Sono etichette che ormai utilizziamo senza rifletterci troppo e poi questo è un tempo in cui si vuole credere che ci sia una ricetta per tutto. Per l’autostima, per il successo, per ottenere doti di grandi amatori, per liberarsi dalle dipendenze in poche mosse e, appunto, per elaborare una perdita: un verbo da modernariato, elaborare, da calcolatore elettronico. Queste nuove retoriche, tuttavia, si riferiscono a un’esigenza sana. Provo tenerezza e non fastidio per chi cerca uno schemino per tutto, spesso invece non troviamo che piccole tessere sconnesse, lacerti, tracce che ci paiono illuminanti e si rivelano false piste e passiamo il tempo a cercare di ricomporre, con alterni successi.
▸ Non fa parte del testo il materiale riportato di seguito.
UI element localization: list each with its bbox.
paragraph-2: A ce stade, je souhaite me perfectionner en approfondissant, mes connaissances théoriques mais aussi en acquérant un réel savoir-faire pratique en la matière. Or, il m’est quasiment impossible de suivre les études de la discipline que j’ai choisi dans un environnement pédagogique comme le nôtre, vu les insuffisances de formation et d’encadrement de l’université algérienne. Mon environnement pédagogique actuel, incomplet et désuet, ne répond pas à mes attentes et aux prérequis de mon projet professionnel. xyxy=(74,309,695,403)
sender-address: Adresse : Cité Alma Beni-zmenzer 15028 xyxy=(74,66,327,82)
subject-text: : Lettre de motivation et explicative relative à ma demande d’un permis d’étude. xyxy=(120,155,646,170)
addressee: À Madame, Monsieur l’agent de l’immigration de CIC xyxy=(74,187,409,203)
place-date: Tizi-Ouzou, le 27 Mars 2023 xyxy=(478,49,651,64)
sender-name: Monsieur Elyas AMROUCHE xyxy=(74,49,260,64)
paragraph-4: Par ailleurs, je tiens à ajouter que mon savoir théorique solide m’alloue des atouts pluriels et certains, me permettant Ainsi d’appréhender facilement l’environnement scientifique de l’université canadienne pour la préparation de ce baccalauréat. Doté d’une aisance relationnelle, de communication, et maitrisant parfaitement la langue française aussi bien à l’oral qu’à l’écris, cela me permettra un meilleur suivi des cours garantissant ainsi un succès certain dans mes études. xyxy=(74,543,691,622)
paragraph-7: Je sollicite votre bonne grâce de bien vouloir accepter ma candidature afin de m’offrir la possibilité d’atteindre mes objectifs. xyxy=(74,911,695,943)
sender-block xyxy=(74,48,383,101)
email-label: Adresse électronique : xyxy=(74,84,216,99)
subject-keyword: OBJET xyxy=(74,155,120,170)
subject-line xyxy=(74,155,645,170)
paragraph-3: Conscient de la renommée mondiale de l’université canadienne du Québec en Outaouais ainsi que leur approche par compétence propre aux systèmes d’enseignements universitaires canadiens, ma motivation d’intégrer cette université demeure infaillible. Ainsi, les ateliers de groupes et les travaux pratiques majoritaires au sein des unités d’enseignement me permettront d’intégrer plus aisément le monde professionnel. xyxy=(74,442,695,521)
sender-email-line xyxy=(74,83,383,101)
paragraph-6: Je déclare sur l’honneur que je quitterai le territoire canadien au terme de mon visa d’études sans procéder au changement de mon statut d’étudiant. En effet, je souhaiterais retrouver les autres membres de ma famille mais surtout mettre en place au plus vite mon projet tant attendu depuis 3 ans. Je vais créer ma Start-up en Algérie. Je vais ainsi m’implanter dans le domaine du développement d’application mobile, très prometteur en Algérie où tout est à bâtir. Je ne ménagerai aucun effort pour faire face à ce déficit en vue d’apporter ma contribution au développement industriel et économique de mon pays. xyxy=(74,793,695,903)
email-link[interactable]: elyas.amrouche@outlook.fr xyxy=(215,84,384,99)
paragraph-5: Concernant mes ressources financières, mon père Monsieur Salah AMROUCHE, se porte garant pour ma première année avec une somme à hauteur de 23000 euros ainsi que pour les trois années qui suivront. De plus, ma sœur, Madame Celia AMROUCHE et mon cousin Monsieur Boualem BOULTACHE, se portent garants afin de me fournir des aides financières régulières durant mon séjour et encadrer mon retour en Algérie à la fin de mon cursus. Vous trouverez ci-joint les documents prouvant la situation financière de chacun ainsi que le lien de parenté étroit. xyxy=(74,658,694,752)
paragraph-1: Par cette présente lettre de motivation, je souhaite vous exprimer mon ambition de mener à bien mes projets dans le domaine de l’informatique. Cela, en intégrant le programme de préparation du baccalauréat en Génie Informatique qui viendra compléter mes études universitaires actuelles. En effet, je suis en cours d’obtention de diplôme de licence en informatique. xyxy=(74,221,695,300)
7) La nostra è una società ormai interamente votata all’edonismo, al provvisorio, al fatuo. Balzac a suo tempo prospettò l’emergere dell’educazione sentimentale. Non credi che oggi, nell’imperversare di smartphone, app, chat e social si siano perdute, oltre che la formazione e la cultura, la percezione del dolore, se non come mélo anche ultraviolento da sbattere nella rete?

C’è un fenomeno collettivo di rimozione di un evento così comune, com’è la morte. Io stesso non ero affatto preparato a quello che ci è capitato. Comunque sono d’accordo: si oscilla tra il melodrammatico e l’ultraviolento, per non affrontare i temi più scomodi e più semplici. Temo che sotto sotto ci sia una gran paura, la solita, quella degli uomini che accendevano falò e indossavano amuleti, quella dei riti e dei sacrifici. Non è certo la nostra la prima epoca che si rifugia nell’effimero proprio perché affogata nella contraddizione tra la paura e la sua negazione. “Le stanze dell’addio” non è un libro pessimista. Anzi, è un libro su una rinascita e sulle difficoltà che essa comporta, se si vuole proseguire con serenità senza cedere all’oblio. Un faticoso e fragile equilibrio il cui raggiungimento questo romanzo prova a raccontare.